It's one of my least favorite songs ever and so I can hardly muster the energy to say anything about it. Recorded in 1969, written in 1968, and according to the Wikipedia page (which appears to lack reliability), expressly with Sinatra in mind--and the "rat pack" mentality--as a voice of the "tough" who, at the end of life, has "no regrets". Anka apparently said something like these tough-talking "celebrities" acted "mob" but were scared of their own shadows. Whatever.
It is a song so full of bullshit it strikes me as a "plea" against the realization that the man has lived a life full of "me" (as Anka notes it was written as a comment on the "me" generation) and in the end has only his bullshit to attend him on his deathbed.
It's a truly awful song and if not for its massive popularity I would think as a writer you'd want to disown it. HOWEVER...as Anka makes clear, or as the Anka quoted in Wikipedia makes clear, it is written FOR Sinatra, in the VOICE Anka believes is true to Sinatra. So, maybe this is a very cruel joke by Anka on Sinatra. That's the way I'm going to read it from now on and anyone who sings it with sincerity is ALSO being "joked".
I mean, come on, "without exemption"? Is this a song about taxes? In the end, I prefer Joe Piscopo--and that's saying something!
I'm not sure how to compare it to the The Greatest Love as a song...but it does seem to speak to a generational shift in "performance". I don't think anyone in "reality" would sing this song as an Ode to Self (especially if you have to say "then he has not")...and so it seems unique as a "construction" of an Ideal Individualist. The DREAM of the Western Tough or the Reagan Republican. I don't think anyone could really embody it emotionally. Perhaps mentally some guys might want to imagine they could say this on their death bed but there is nothing in it to praise.
Times had changed 15 years later in order to give us The Greatest Love. But as our culture (and life in general) seems to ebb and flow in a cyclical way...perhaps we're back in the "My Way" mentality and Frank's paean to the Fuck All of You Self will reclaim its eminence--maybe there's video out there of CPACsters at a karaoke bar singing it...or GWB?
And now the end is near
And so I face the final curtain
My friend I'll say it clear
I'll state my case of which I'm certain
I've lived a life that's full
I traveled each and every highway
And more, much more than this
I did it my way
Regrets I've had a few
But then again too few to mention
I did what I had to do
And saw it through without exemption
I planned each charted course
Each careful step along the byway
And more, much more than this
I did it my way
Yes there were times I'm sure you knew
When I bit off more than I could chew
But through it all when there was doubt
I ate it up and spit it out, I faced it all
And I stood tall and did it my way
I've loved, I've laughed and cried
I've had my fill, my share of losing
And now as tears subside
I find it all so amusing
To think I did all that
And may I say not in a shy way
Oh no, oh no, not me
I did it my way
For what is a man what has he got
If not himself then he has not
To say the things he truly feels
And not the words of one who kneels
The record shows I took the blows
And did it my way
Yes it was my way
Well, from "My Way" to the "The Greatest Love" you've shifted from an action basted ego to baseless self-entitlement. I mean, at least Frank "planned each charted course / Each careful step along the byway / And more, much more than this." What's Whitney doing besides loving herself?

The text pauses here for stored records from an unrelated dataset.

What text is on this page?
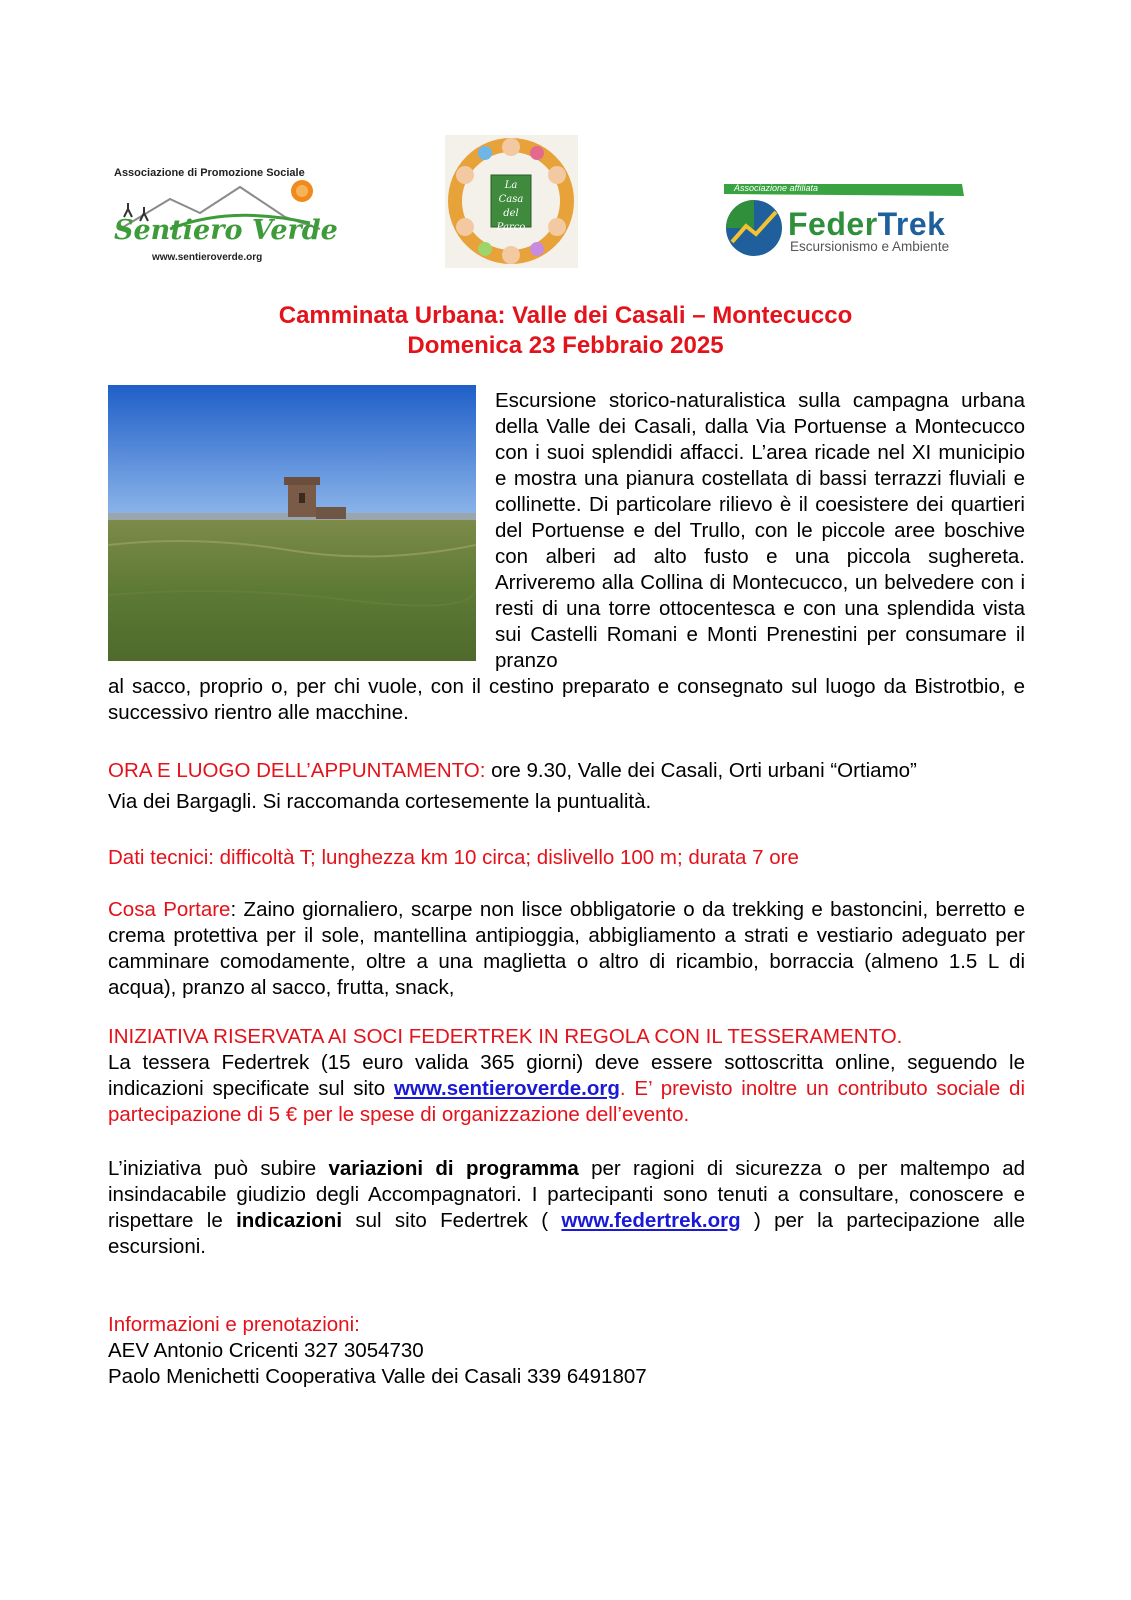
Associazione di Promozione Sociale
Sentiero Verde
www.sentieroverde.org
La Casa
del
Parco
Associazione affiliata
FederTrek
Escursionismo e Ambiente
Camminata Urbana: Valle dei Casali – Montecucco
Domenica 23 Febbraio 2025
Escursione storico-naturalistica sulla campagna urbana della Valle dei Casali, dalla Via Portuense a Montecucco con i suoi splendidi affacci. L’area ricade nel XI municipio e mostra una pianura costellata di bassi terrazzi fluviali e collinette. Di particolare rilievo è il coesistere dei quartieri del Portuense e del Trullo, con le piccole aree boschive con alberi ad alto fusto e una piccola sughereta. Arriveremo alla Collina di Montecucco, un belvedere con i resti di una torre ottocentesca e con una splendida vista sui Castelli Romani e Monti Prenestini per consumare il pranzo
al sacco, proprio o, per chi vuole, con il cestino preparato e consegnato sul luogo da Bistrotbio, e successivo rientro alle macchine.
ORA E LUOGO DELL’APPUNTAMENTO: ore 9.30, Valle dei Casali, Orti urbani “Ortiamo”
Via dei Bargagli. Si raccomanda cortesemente la puntualità.
Dati tecnici: difficoltà T; lunghezza km 10 circa; dislivello 100 m; durata 7 ore
Cosa Portare: Zaino giornaliero, scarpe non lisce obbligatorie o da trekking e bastoncini, berretto e crema protettiva per il sole, mantellina antipioggia, abbigliamento a strati e vestiario adeguato per camminare comodamente, oltre a una maglietta o altro di ricambio, borraccia (almeno 1.5 L di acqua), pranzo al sacco, frutta, snack,
INIZIATIVA RISERVATA AI SOCI FEDERTREK IN REGOLA CON IL TESSERAMENTO.
La tessera Federtrek (15 euro valida 365 giorni) deve essere sottoscritta online, seguendo le indicazioni specificate sul sito www.sentieroverde.org. E’ previsto inoltre un contributo sociale di partecipazione di 5 € per le spese di organizzazione dell’evento.
L’iniziativa può subire variazioni di programma per ragioni di sicurezza o per maltempo ad insindacabile giudizio degli Accompagnatori. I partecipanti sono tenuti a consultare, conoscere e rispettare le indicazioni sul sito Federtrek ( www.federtrek.org ) per la partecipazione alle escursioni.
Informazioni e prenotazioni:
AEV Antonio Cricenti 327 3054730
Paolo Menichetti Cooperativa Valle dei Casali 339 6491807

ReplyDeletetouche, but Frank's is a very clear fiction. Frank is THE WAY--the man, the "they" who rule...and The Greatest Love is the weakened self's wish against at THEY who destroy the self's tiny dignity.

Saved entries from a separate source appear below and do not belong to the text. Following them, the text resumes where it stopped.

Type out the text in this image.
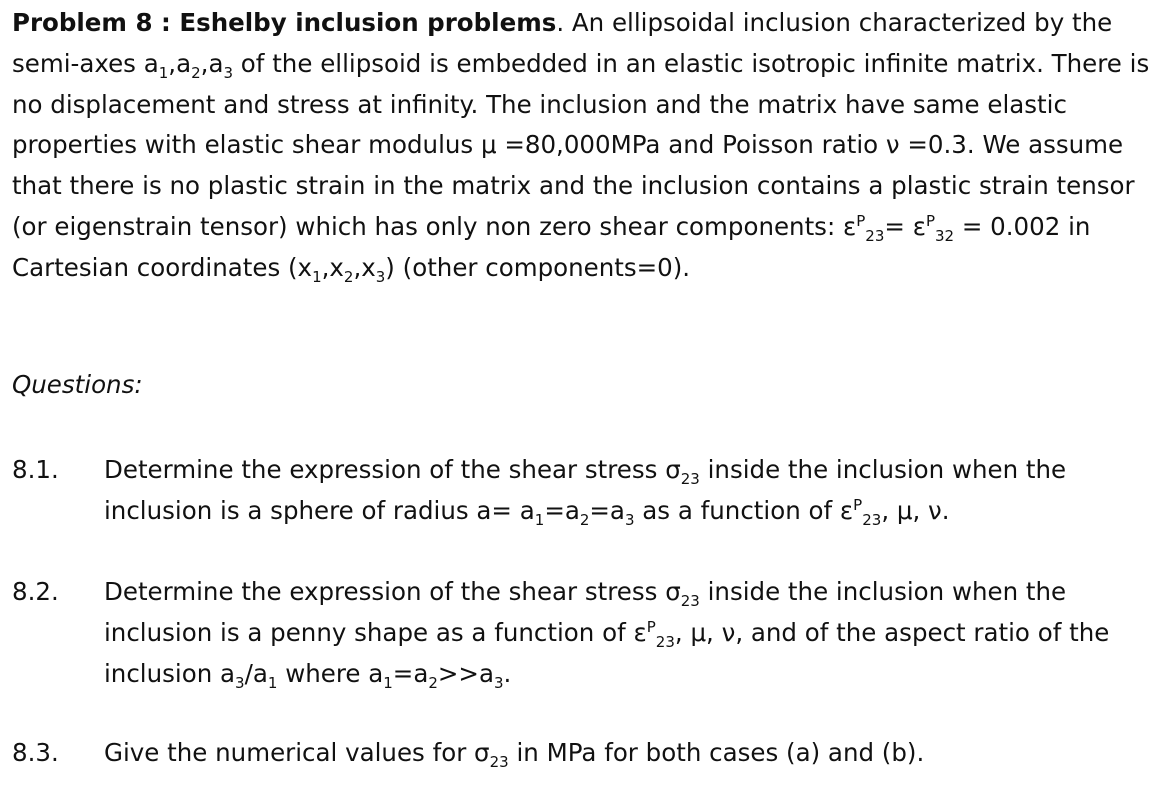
Problem 8 : Eshelby inclusion problems. An ellipsoidal inclusion characterized by the semi-axes $a_1,a_2,a_3$ of the ellipsoid is embedded in an elastic isotropic infinite matrix. There is no displacement and stress at infinity. The inclusion and the matrix have same elastic properties with elastic shear modulus μ =80,000MPa and Poisson ratio ν =0.3. We assume that there is no plastic strain in the matrix and the inclusion contains a plastic strain tensor (or eigenstrain tensor) which has only non zero shear components: $\varepsilon^P_{23}= \varepsilon^P_{32} = 0.002$ in Cartesian coordinates $(x_1,x_2,x_3)$ (other components=0).

Questions:
8.1. Determine the expression of the shear stress $\sigma_{23}$ inside the inclusion when the inclusion is a sphere of radius $a= a_1=a_2=a_3$ as a function of $\varepsilon^P_{23}$, μ, ν.
8.2. Determine the expression of the shear stress $\sigma_{23}$ inside the inclusion when the inclusion is a penny shape as a function of $\varepsilon^P_{23}$, μ, ν, and of the aspect ratio of the inclusion $a_3/a_1$ where $a_1=a_2>>a_3$.
8.3. Give the numerical values for $\sigma_{23}$ in MPa for both cases (a) and (b).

ReplyDeleteEvolution has always taken care of the weak. There is rarely such thing as "the weakened", unless you have a responsibility "pass" you'd like to give some individuals without an objective criteria. As far as I can interpret these lyrics they are mostly, maybe exclusively, concerned with the perspective of person subjectively owning his/her actions at an hypothetical end. So how exactly would argue this is wrong or bad, as you imply?